Thanks to a generous gift of hot red peppers from my mother-in-law I was able to embark on a first-time journey of making Turkish red pepper paste, or "biber salcasi". In the southeast of Turkey where I sojourned for a year, no kitchen is complete without a bucket of pepper paste handy. Yes, a bucket. In Gaziantep cuisine, food prepared without at least a spoonful of this rich, zesty red goo is pretty rare.

In high summer, when the spicy red bell peppers are peaking, Antepli housewives hunker down with their buckets and knives and pare loads and loads of peppers for grinding. Once ground, the peppers morph into an orangey "soup" that is poured into pans and set out in the hot sun to thicken over a period of days. Each day the pepper soup is worried over and stirred. It's color begins to brighten as water evaporates off. Finally, it is paste. Olive oil and salt are added as preservatives and the paste is stashed under the kitchen sink or another convenient location to be dipped into daily for soups, meat dishes, kofte, to spread on bread, you name it.

I was not so fortunate as to have a reliable stretch of hot, sunny days, so had to resort to using the oven, set at 200F, to make my pepper paste over a period of several hours (I did it along with my dried tomatoes). I was also not so fortunate as to end up with a whole bucket of it the lovely goo. Rather, from 12 hot peppers and two large sweet red bell peppers my labors yielded about two cups of this delightful stuff. It is so precious to me, that I even had a dream last night about one of my sisters shamelessly using up all but a few spoonfuls of it in a single day! I was happy to wake and discover my jar of pepper paste silently, calmly holding out on my fridge shelf, just where I'd left it.

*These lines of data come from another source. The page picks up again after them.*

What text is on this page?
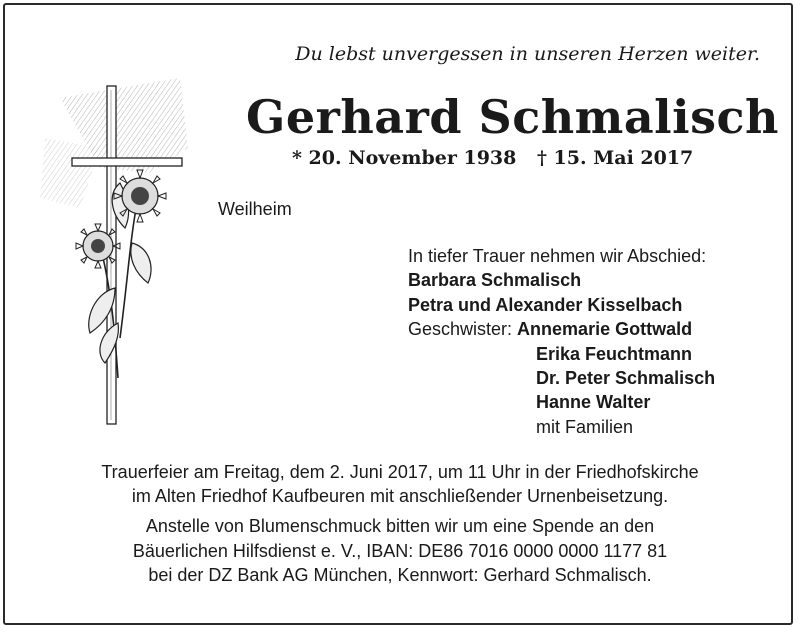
Du lebst unvergessen in unseren Herzen weiter.
Gerhard Schmalisch
* 20. November 1938 † 15. Mai 2017
Weilheim
In tiefer Trauer nehmen wir Abschied:
Barbara Schmalisch
Petra und Alexander Kisselbach
Geschwister: Annemarie Gottwald
Erika Feuchtmann
Dr. Peter Schmalisch
Hanne Walter
mit Familien
Trauerfeier am Freitag, dem 2. Juni 2017, um 11 Uhr in der Friedhofskirche
im Alten Friedhof Kaufbeuren mit anschließender Urnenbeisetzung.
Anstelle von Blumenschmuck bitten wir um eine Spende an den
Bäuerlichen Hilfsdienst e. V., IBAN: DE86 7016 0000 0000 1177 81
bei der DZ Bank AG München, Kennwort: Gerhard Schmalisch.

The Peppers (and how they shrunk) . . .

orangey soup stage

Finally, biber salcasi!


  1. The pepper pun was not lost on me! and I haven't even read that old classic book.

    Have you even seen those bees at your window agian since you jarred up the pepper paste? I wonder if the Turks ever have that problem?

  2. If anyone should register a good pun, it should be you! And the bees are gone, so it must've been the sweet pepper juice they were after. In their dreams!